In The Judge Rotenberg Educational Center, Inc. v. United States Food and Drug Administration, the U.S. Court of Appeals for the D.C. Circuit overturned a 2020 Food and Drug Administration (“FDA”) rule banning the use of electrical stimulation devices to treat patients suffering from severe self-injurious and aggressive behaviors. The court concluded the FDA did not have the legal authority to ban the particular use of an approved device.
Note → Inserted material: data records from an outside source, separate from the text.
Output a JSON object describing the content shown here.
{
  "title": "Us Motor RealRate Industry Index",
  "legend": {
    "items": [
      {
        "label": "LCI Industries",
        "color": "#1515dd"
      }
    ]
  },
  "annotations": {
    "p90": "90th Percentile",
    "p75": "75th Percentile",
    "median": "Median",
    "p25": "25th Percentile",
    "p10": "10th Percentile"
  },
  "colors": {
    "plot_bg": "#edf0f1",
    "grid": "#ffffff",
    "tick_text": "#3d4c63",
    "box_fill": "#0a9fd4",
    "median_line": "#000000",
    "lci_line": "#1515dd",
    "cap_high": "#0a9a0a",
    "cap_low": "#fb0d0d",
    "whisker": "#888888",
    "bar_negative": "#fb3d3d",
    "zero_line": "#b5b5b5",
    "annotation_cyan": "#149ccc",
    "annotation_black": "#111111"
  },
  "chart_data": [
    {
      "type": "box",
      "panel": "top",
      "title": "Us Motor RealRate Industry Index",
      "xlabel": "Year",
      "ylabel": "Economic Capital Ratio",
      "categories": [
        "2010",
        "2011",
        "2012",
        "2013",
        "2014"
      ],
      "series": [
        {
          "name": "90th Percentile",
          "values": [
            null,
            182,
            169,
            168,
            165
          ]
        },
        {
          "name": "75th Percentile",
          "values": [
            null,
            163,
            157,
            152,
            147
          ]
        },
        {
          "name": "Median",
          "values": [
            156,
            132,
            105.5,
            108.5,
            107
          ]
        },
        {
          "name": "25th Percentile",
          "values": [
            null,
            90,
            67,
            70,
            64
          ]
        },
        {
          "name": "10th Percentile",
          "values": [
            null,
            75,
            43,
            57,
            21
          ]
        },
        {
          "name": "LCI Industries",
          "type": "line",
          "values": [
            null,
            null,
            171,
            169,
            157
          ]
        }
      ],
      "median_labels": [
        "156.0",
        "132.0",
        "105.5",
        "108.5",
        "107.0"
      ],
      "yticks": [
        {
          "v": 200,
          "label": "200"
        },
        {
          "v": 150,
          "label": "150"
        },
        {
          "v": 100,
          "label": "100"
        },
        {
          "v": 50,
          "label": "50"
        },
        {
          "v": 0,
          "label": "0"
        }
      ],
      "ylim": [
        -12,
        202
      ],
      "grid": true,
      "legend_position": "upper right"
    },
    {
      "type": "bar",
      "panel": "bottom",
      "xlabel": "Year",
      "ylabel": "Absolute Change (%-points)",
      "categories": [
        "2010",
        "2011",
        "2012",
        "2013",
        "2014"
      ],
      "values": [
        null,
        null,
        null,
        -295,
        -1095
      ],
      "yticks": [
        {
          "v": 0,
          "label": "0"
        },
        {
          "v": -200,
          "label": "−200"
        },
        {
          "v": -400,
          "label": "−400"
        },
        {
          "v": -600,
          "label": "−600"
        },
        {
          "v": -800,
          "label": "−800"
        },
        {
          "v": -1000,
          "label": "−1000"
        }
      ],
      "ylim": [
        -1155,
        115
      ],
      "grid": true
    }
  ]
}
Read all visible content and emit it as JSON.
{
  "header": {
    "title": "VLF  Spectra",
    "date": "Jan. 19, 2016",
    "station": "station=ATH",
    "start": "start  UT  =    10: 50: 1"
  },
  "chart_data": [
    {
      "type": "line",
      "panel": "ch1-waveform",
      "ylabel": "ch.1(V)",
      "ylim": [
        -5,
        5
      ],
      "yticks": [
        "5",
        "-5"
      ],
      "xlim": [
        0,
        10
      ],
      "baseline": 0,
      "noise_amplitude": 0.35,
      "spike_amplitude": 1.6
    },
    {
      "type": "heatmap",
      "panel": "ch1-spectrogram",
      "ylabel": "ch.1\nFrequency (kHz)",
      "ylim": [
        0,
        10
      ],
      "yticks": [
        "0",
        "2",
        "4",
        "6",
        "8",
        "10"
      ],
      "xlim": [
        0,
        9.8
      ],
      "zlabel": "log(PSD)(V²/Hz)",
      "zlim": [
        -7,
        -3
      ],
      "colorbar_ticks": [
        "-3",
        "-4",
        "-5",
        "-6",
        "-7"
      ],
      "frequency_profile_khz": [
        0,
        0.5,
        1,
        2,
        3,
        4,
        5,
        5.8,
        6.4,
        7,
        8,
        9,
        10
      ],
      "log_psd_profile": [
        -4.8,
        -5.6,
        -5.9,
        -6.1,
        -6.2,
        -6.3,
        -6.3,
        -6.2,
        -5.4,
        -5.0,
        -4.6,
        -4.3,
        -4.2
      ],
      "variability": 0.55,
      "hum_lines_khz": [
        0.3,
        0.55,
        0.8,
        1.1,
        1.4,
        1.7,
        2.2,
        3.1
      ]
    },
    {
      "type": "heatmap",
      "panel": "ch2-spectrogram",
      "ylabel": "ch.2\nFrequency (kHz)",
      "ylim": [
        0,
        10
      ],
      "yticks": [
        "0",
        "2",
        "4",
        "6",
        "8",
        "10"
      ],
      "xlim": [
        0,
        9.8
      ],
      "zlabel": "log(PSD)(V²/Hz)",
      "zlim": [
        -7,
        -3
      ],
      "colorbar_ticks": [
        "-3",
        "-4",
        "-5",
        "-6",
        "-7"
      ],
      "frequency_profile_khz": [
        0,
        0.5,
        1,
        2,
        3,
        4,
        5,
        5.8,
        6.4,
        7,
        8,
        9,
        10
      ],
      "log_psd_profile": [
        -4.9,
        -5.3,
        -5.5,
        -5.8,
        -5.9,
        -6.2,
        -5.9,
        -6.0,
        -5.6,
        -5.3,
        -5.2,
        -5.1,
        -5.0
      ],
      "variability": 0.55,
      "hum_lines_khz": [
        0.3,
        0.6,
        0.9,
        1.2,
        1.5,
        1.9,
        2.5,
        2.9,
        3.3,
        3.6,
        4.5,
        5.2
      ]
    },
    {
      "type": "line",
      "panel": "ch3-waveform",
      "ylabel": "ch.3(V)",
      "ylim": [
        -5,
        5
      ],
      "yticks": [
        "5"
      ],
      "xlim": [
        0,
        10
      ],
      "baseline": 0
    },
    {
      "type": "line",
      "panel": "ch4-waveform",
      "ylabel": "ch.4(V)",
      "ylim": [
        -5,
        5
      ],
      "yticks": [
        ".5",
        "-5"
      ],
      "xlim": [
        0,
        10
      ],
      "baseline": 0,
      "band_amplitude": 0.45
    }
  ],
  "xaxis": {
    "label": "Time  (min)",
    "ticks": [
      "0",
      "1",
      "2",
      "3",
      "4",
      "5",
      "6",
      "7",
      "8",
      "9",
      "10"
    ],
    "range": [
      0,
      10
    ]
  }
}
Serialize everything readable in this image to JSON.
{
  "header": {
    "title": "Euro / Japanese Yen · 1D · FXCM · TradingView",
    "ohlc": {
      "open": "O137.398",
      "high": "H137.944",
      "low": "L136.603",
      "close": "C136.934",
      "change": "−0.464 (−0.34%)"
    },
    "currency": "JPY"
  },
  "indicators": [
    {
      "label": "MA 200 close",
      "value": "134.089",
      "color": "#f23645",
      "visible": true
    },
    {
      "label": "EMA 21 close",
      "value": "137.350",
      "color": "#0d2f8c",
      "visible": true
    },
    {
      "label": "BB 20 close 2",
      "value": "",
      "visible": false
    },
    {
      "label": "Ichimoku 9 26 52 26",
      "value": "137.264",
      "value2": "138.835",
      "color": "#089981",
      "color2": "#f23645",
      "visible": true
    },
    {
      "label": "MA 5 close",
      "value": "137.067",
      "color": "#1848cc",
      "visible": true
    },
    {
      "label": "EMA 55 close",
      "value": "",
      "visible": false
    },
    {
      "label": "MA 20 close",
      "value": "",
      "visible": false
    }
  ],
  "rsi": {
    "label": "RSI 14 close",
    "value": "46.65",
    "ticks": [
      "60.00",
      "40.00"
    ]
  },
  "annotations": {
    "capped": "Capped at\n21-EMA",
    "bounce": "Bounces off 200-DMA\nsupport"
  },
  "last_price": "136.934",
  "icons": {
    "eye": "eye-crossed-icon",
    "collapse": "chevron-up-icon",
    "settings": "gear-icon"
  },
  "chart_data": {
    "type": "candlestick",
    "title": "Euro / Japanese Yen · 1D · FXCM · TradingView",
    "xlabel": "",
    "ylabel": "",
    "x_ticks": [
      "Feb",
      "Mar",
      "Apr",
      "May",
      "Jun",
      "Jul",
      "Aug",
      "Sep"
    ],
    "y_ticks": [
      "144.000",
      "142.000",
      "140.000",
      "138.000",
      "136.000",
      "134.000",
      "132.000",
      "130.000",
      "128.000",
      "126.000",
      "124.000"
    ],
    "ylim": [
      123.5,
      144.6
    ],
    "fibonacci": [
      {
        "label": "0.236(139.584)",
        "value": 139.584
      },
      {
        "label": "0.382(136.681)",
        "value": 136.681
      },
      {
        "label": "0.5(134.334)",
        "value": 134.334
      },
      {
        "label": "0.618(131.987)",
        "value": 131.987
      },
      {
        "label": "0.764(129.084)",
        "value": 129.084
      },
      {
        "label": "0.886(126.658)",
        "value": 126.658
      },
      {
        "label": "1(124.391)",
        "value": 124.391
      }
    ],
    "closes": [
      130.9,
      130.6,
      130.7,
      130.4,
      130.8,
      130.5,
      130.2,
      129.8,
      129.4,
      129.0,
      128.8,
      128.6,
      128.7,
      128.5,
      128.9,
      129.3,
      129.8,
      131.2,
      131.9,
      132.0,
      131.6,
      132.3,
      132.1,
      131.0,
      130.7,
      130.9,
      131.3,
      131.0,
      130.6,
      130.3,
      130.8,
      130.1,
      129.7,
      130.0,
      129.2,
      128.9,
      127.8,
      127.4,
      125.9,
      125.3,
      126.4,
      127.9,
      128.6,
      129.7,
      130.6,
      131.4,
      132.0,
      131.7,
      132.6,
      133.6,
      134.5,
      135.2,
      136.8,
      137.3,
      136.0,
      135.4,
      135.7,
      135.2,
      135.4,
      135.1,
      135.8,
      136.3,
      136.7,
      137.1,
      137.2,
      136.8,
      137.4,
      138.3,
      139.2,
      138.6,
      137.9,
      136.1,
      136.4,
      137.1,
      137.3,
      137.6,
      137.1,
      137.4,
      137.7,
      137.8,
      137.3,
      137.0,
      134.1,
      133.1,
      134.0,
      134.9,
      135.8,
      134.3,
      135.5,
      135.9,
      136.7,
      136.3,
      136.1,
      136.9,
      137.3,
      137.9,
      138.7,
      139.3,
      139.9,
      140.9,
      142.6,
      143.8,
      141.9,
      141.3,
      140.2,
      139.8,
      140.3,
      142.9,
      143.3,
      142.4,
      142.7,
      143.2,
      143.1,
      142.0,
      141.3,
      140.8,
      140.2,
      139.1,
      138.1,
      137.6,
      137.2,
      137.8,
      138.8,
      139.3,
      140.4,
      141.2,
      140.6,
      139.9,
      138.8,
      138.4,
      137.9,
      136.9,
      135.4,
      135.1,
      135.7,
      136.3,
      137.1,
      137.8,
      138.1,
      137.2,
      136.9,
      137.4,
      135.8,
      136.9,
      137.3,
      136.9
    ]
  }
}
The appeal was sought by The Judge Rotenberg Educational Center (“Center”) and the parents and guardians of its patients, arguing that the FDA lacked the authority to ban the use of approved medical devices for a particular purpose. Prior to the FDA’s ban, the Center used FDA-approved electrical stimulation devices to treat patients suffering from severe mental disabilities who did not respond to conventional behavioral and pharmacological practices. These patients exhibited self-injurious behaviors such as self-biting and head-banging extreme enough to cause self-inflicted brain trauma, broken and protruding bones and blindness. The Center was subject to extensive regulation, including federal regulations for Class II devices and state regulations requiring certification by multiple providers and ratification by peer review and human rights committees. While the Center was the only facility in the U.S. to use electric shock therapy to treat individuals suffering from severe self-injurious and aggressive behaviors, other health care practitioners used the devices to treat a variety of other conditions, such as tobacco, alcohol, drug addictions and inappropriate sexual behaviors following traumatic brain injuries. Based on evidence from medical literature and program data, the FDA concluded that electrical stimulation devices present a substantial and unreasonable risk to self-injurious patients.

The court considered two statutes from the Food, Drug, and Cosmetic Act (the “Act”), 21 U.S.C. § 360f and 21 U.S.C. § 396. While § 360f authorizes the FDA to ban medical devices, § 396 denies the agency the authority to “limit or interfere with the authority of a health care practitioner to prescribe or administer any legally marketed device to a patient for any condition or disease within a legitimate health care practitioner-patient relationship.” Finding that the statutes are unambiguous, the court concluded that, subject to state regulation, “Section 396 protects the liberty of doctors and patients to use approved devices in any manner they wish,” reasoning that a use-specific ban both limits and interferes with a practitioner’s authority by restricting the use of approved devices. The court also noted that the Tenth Amendment of the U.S. Constitution reserves powers not delegated to the federal government for the states, and that the states have traditionally regulated the practice of medicine. The FDA would need a clear grant of authority to enact use-specific bans, and, far from granting such authority, the Act explicitly withheld it. The court accordingly vacated the rule.

Practical Takeaways

While the FDA may place an outright ban on a medical device pursuant to 21 U.S.C. § 360f of the Act, the D.C. Circuit has determined that the agency lacks authority to ban a particular use of an approved medical device.

This case is likely to serve as important precedent in resolving future disagreements about the practice of medicine between health care entities and regulating agencies—especially federal agencies.